Marino, Young, Irvin Among Hall of Fame Nominees
NFL Marino, Young, Irvin among Hall of Fame nominees (CBS SportsLine)
Quarterbacks Dan Marino and Steve Young and wide receiver Michael Irvin are among nine first-time nominees for the Pro Football Hall of Fame. Commissioner Paul Tagliabue also is among the 89 nominees on the preliminary ballot.
Marino, who holds the career records for yards passing, completions and touchdown passes, spent his entire 16-season career with the Miami Dolphins. Young, who began his career in the USFL, played first in the NFL for Tampa Bay, then starred with San Francisco, setting a record for touchdown passes in a Super Bowl with six in the 1995 game. Irvin starred for the Dallas teams that won three Super Bowls in four seasons in the 1990s.
Other first-time nominees include Dan Reeves, who coached Denver to three Super Bowls and Atlanta to another; guard Nate Newton, who played with Irvin on the Dallas Super Bowl teams; defensive lineman Charles Haley, who was on Super Bowl winners with both San Francisco and Dallas; the late Derrick Thomas, who starred at linebacker for Kansas City; Kevin Greene, a pass-rushing star with several teams; and safety Steve Atwater, who starred for Denver in the ’80s and 90s.
The list of 89 will be narrowed first to 25 semifinalists and then to 13 finalists. The 13 finalists will be joined by Bennie Friedman and Fritz Pollard, who were chosen last summer as the nominees of the old-timers committee. A maximum of six can be elected in final voting on Feb. 5. Inductions are next summer.

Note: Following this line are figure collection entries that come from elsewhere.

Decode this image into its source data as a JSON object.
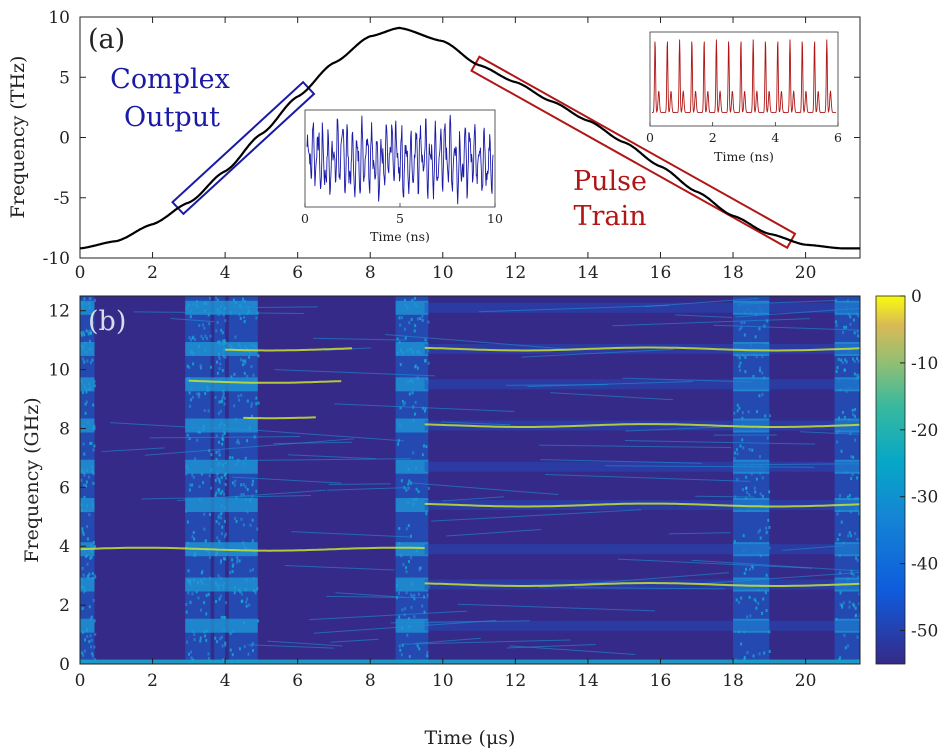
{
  "chart_data": [
    {
      "panel": "(a)",
      "type": "line",
      "ylabel": "Frequency (THz)",
      "xlim": [
        0,
        21.5
      ],
      "ylim": [
        -10,
        10
      ],
      "xticks": [
        "0",
        "2",
        "4",
        "6",
        "8",
        "10",
        "12",
        "14",
        "16",
        "18",
        "20"
      ],
      "yticks": [
        "10",
        "5",
        "0",
        "-5",
        "-10"
      ],
      "curve": {
        "description": "cosine-like frequency sweep",
        "x": [
          0,
          1,
          2,
          3,
          4,
          5,
          6,
          7,
          8,
          8.8,
          10,
          11,
          12,
          13,
          14,
          15,
          16,
          17,
          18,
          19,
          20,
          21,
          21.5
        ],
        "y": [
          -9.2,
          -8.6,
          -7.2,
          -5.4,
          -2.8,
          0.3,
          3.4,
          6.2,
          8.4,
          9.1,
          8.0,
          6.0,
          4.6,
          3.0,
          1.4,
          -0.4,
          -2.4,
          -4.5,
          -6.5,
          -8.0,
          -8.9,
          -9.2,
          -9.2
        ]
      },
      "annotations": [
        {
          "name": "complex-output",
          "label_lines": [
            "Complex",
            "Output"
          ],
          "color": "#1a1aa6",
          "x_range": [
            2.7,
            6.3
          ]
        },
        {
          "name": "pulse-train",
          "label_lines": [
            "Pulse",
            "Train"
          ],
          "color": "#b01616",
          "x_range": [
            10.9,
            19.6
          ]
        }
      ],
      "insets": [
        {
          "name": "complex-output-inset",
          "type": "line",
          "color": "#1a1aa6",
          "xlabel": "Time (ns)",
          "xlim": [
            0,
            10
          ],
          "xticks": [
            "0",
            "5",
            "10"
          ],
          "signal": "irregular oscillation (complex output waveform)"
        },
        {
          "name": "pulse-train-inset",
          "type": "line",
          "color": "#b01616",
          "xlabel": "Time (ns)",
          "xlim": [
            0,
            6
          ],
          "xticks": [
            "0",
            "2",
            "4",
            "6"
          ],
          "signal": "periodic pulse train, about 15 pulses in 6 ns"
        }
      ]
    },
    {
      "panel": "(b)",
      "type": "heatmap",
      "xlabel": "Time (μs)",
      "ylabel": "Frequency (GHz)",
      "xlim": [
        0,
        21.5
      ],
      "ylim": [
        0,
        12.5
      ],
      "xticks": [
        "0",
        "2",
        "4",
        "6",
        "8",
        "10",
        "12",
        "14",
        "16",
        "18",
        "20"
      ],
      "yticks": [
        "12",
        "10",
        "8",
        "6",
        "4",
        "2",
        "0"
      ],
      "colorbar": {
        "ticks": [
          "0",
          "-10",
          "-20",
          "-30",
          "-40",
          "-50"
        ],
        "range": [
          -55,
          0
        ],
        "colormap": "parula"
      },
      "strong_lines": [
        {
          "x_range": [
            0,
            9.5
          ],
          "y": 3.9
        },
        {
          "x_range": [
            9.5,
            21.5
          ],
          "y": 2.7
        },
        {
          "x_range": [
            9.5,
            21.5
          ],
          "y": 5.4
        },
        {
          "x_range": [
            9.5,
            21.5
          ],
          "y": 8.1
        },
        {
          "x_range": [
            9.5,
            21.5
          ],
          "y": 10.7
        },
        {
          "x_range": [
            4.0,
            7.5
          ],
          "y": 10.7
        },
        {
          "x_range": [
            3.0,
            7.2
          ],
          "y": 9.6
        },
        {
          "x_range": [
            4.5,
            6.5
          ],
          "y": 8.4
        }
      ],
      "bright_bands_x": [
        [
          0,
          0.4
        ],
        [
          2.9,
          3.6
        ],
        [
          3.7,
          4.0
        ],
        [
          4.1,
          4.9
        ],
        [
          8.7,
          9.6
        ],
        [
          18.0,
          19.0
        ],
        [
          20.8,
          21.5
        ]
      ]
    }
  ],
  "colors": {
    "curve": "#000000",
    "heat_bg": "#352a87",
    "heat_mid": "#0f6fd0",
    "heat_cyan": "#16b9d6",
    "heat_hot": "#d7e41e"
  }
}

An impressive group–even more so than usual. I would think Marino, Young, and Haley to be stone cold locks for first ballot selection. Marino has almost every passing record in NFL history. Young has one of the highest passing raters ever and was a Super Bowl MVP. Haley has five Super Bowl rings. Tagliabue has ably filled Pete Roselle’s gigantic shoes and will certainly be inducted eventually. Irvin was a superstar receiver and was the acknowledged leader of a team that won three Super Bowls in four years. He clearly deserves to be in the Hall, but was considered something of a problem off the field–although not by today’s standards–and his statistics may be overshadowed by others. Thomas will be be inducted–sadly, posthumously–not only for his terrific on-the-field performance but because he was so well liked and admired off the field. Greene and Atwater are clearly in a second tier compared to those guys but were among the dominant defensive players of the 1990s. I don’t know much about Friedman and Pollard and really have no opinion on their worthiness. On the one hand, I’m dubious of old timer’s committee nominees, on the theory that they didn’t get inducted in their day for a reason. On the other, there are several Dallas Cowboys from the 1970s that should be in the Hall but aren’t.